Bloomberg Launches Fatherhood Initiative
Mayor Michael R. Bloomberg has announced the launch of a citywide fatherhood initiative to strengthen New York City families by helping fathers be active in their children’s lives. The launch comes after the Mayor directed city agencies to review their policies and practices to make sure fathers were not unintentionally excluded from, or missing opportunities to engage in their children’s lives.
The initiative includes more than a dozen programs ranging from offering parenting classes at public hospitals and homeless shelters, to educational activities for dads and their children at Housing Authority community centers. To oversee the effort, the City will hire its first-ever Citywide Fatherhood Services Coordinator. The Mayor was joined at the announcement at The Fortune Society by Deputy Mayor for Health and Human Services Linda I. Gibbs, Deputy Mayor for Education and Community Development Dennis M. Walcott, actor Malik Yoba, New York City Housing Authority Chairman John B. Rhea, Human Resources Administration Commissioner Robert Doar, Department of Youth and Community Development Commissioner Jeanne B. Mullgrav, President and CEO of the Fortune Society, Joanne Page, and Fortune Society member Francisco Gonzalez.
“Strong families make a strong New York. But too many children in this city are growing up without their fathers,” said Mayor Bloomberg. “We want more children in our City to experience the encouragement, support and love of their fathers. And that’s why all City agencies will work to seize every opportunity to help fathers be a part of their children’s lives.”
“All too often we focus our attention and resources on helping mothers and forget that dads – particularly new ones – need help too,” said Deputy Mayor of Health and Human Services Linda I. Gibbs. “The initiative announced today will make sure New York City fathers have more opportunities to engage in their children’s lives.” Children who grow up without active fathers in their lives are more likely to live in poverty, do poorly in school, run afoul of the criminal justice system, and become teenage parents.
This is particularly true for New York City’s African American and Hispanic children, who are more likely to grow up in single-parent households. While 32 percent of all New York City children under the age of 17 live in households without a father, 54 percent of black and 43 percent of Latino children grow up in fatherless households.
“By making our agencies more father friendly, we will help thousands of dads be a part of their children’s lives,” said Deputy Mayor for Education and Community Development Dennis M. Walcott. “This will improve the lives of thousands of children in New York City, who will undoubtedly do better in school and life with the support and love of two active parents.”
“The New York City Housing Authority is proud to work with Mayor Bloomberg to engage, educate and empower fathers in NYCHA communities,” said NYCHA Chairman John B. Rhea. “NYCHA is fostering an environment in our developments and community centers where fathers reconnect with their children, equipped with the child development and life skills to make a positive, lasting impact on their children’s lives.”
“This morning over 24 million children woke up without their biological fathers in the home,” said Kenneth Braswell, Board Member of the National Fatherhood Leaders Group.
“Many of them will wake up the rest of their lives never seeing their fathers or knowing who they are. This is a great beginning to encourage fathers, require accountability from them, and ultimately celebrate fatherhood.”

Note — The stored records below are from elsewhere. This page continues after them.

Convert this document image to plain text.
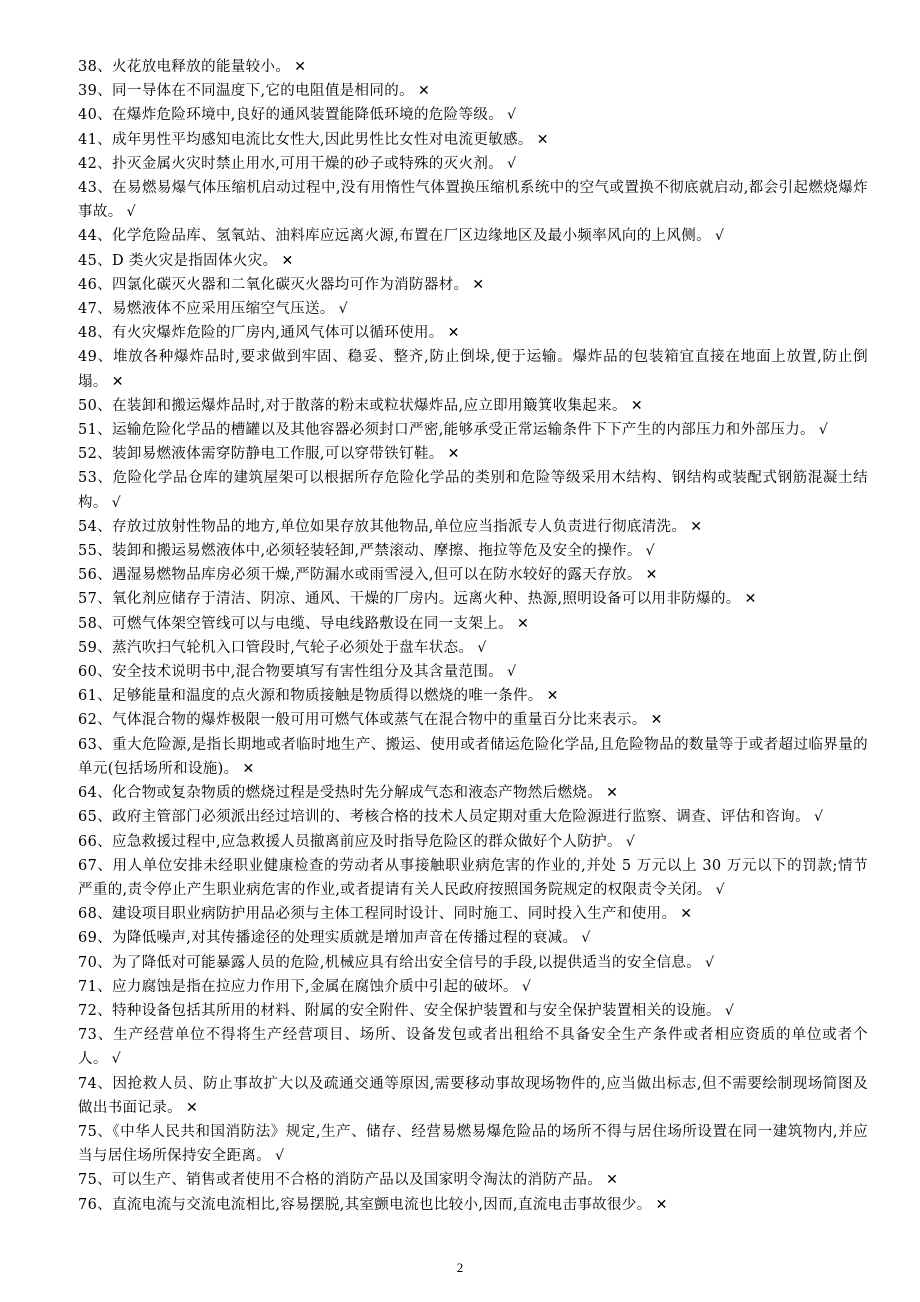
38、火花放电释放的能量较小。 ✕

39、同一导体在不同温度下,它的电阻值是相同的。 ✕

40、在爆炸危险环境中,良好的通风装置能降低环境的危险等级。 √

41、成年男性平均感知电流比女性大,因此男性比女性对电流更敏感。 ✕

42、扑灭金属火灾时禁止用水,可用干燥的砂子或特殊的灭火剂。 √

43、在易燃易爆气体压缩机启动过程中,没有用惰性气体置换压缩机系统中的空气或置换不彻底就启动,都会引起燃烧爆炸事故。 √

44、化学危险品库、氢氧站、油料库应远离火源,布置在厂区边缘地区及最小频率风向的上风侧。 √

45、D 类火灾是指固体火灾。 ✕

46、四氯化碳灭火器和二氧化碳灭火器均可作为消防器材。 ✕

47、易燃液体不应采用压缩空气压送。 √

48、有火灾爆炸危险的厂房内,通风气体可以循环使用。 ✕

49、堆放各种爆炸品时,要求做到牢固、稳妥、整齐,防止倒垛,便于运输。爆炸品的包装箱宜直接在地面上放置,防止倒塌。 ✕

50、在装卸和搬运爆炸品时,对于散落的粉末或粒状爆炸品,应立即用簸箕收集起来。 ✕

51、运输危险化学品的槽罐以及其他容器必须封口严密,能够承受正常运输条件下下产生的内部压力和外部压力。 √

52、装卸易燃液体需穿防静电工作服,可以穿带铁钉鞋。 ✕

53、危险化学品仓库的建筑屋架可以根据所存危险化学品的类别和危险等级采用木结构、钢结构或装配式钢筋混凝土结构。 √

54、存放过放射性物品的地方,单位如果存放其他物品,单位应当指派专人负责进行彻底清洗。 ✕

55、装卸和搬运易燃液体中,必须轻装轻卸,严禁滚动、摩擦、拖拉等危及安全的操作。 √

56、遇湿易燃物品库房必须干燥,严防漏水或雨雪浸入,但可以在防水较好的露天存放。 ✕

57、氧化剂应储存于清洁、阴凉、通风、干燥的厂房内。远离火种、热源,照明设备可以用非防爆的。 ✕

58、可燃气体架空管线可以与电缆、导电线路敷设在同一支架上。 ✕

59、蒸汽吹扫气轮机入口管段时,气轮子必须处于盘车状态。 √

60、安全技术说明书中,混合物要填写有害性组分及其含量范围。 √

61、足够能量和温度的点火源和物质接触是物质得以燃烧的唯一条件。 ✕

62、气体混合物的爆炸极限一般可用可燃气体或蒸气在混合物中的重量百分比来表示。 ✕

63、重大危险源,是指长期地或者临时地生产、搬运、使用或者储运危险化学品,且危险物品的数量等于或者超过临界量的单元(包括场所和设施)。 ✕

64、化合物或复杂物质的燃烧过程是受热时先分解成气态和液态产物然后燃烧。 ✕

65、政府主管部门必须派出经过培训的、考核合格的技术人员定期对重大危险源进行监察、调查、评估和咨询。 √

66、应急救援过程中,应急救援人员撤离前应及时指导危险区的群众做好个人防护。 √

67、用人单位安排未经职业健康检查的劳动者从事接触职业病危害的作业的,并处 5 万元以上 30 万元以下的罚款;情节严重的,责令停止产生职业病危害的作业,或者提请有关人民政府按照国务院规定的权限责令关闭。 √

68、建设项目职业病防护用品必须与主体工程同时设计、同时施工、同时投入生产和使用。 ✕

69、为降低噪声,对其传播途径的处理实质就是增加声音在传播过程的衰减。 √

70、为了降低对可能暴露人员的危险,机械应具有给出安全信号的手段,以提供适当的安全信息。 √

71、应力腐蚀是指在拉应力作用下,金属在腐蚀介质中引起的破坏。 √

72、特种设备包括其所用的材料、附属的安全附件、安全保护装置和与安全保护装置相关的设施。 √

73、生产经营单位不得将生产经营项目、场所、设备发包或者出租给不具备安全生产条件或者相应资质的单位或者个人。 √

74、因抢救人员、防止事故扩大以及疏通交通等原因,需要移动事故现场物件的,应当做出标志,但不需要绘制现场简图及做出书面记录。 ✕

75、《中华人民共和国消防法》规定,生产、储存、经营易燃易爆危险品的场所不得与居住场所设置在同一建筑物内,并应当与居住场所保持安全距离。 √

75、可以生产、销售或者使用不合格的消防产品以及国家明令淘汰的消防产品。 ✕

76、直流电流与交流电流相比,容易摆脱,其室颤电流也比较小,因而,直流电击事故很少。 ✕

2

Over the last three months, 13 City agencies including the Parks Department, Health and Hospitals Corporation, Department of Correction, Housing Authority, Probation Department, Health Department, Human Resources Administration, Department of Education, CUNY, Administration for Children’s Services, Youth and Community Development, Aging, and Homeless Services, have undertaken an extensive review of their policies and developed plans to better engage New York City fathers. In addition to hiring a program coordinator, the City will also launch a pilot at Housing Authority community centers on Wednesdays and Saturdays for fathers and their children.
In this supportive atmosphere, fathers will learn parental, life and child development skills, while also participating in recreational and cultural activities with their children.
The Housing Authority will also create a new partnership with CUNY to offer precollege development workshops and courses for teenaged youth and young fathers, with the goal of connecting fathers to CUNY colleges. The City’s Department of Youth and Community Development, and other agencies, will also collaborate to provide additional resources and programming at the centers.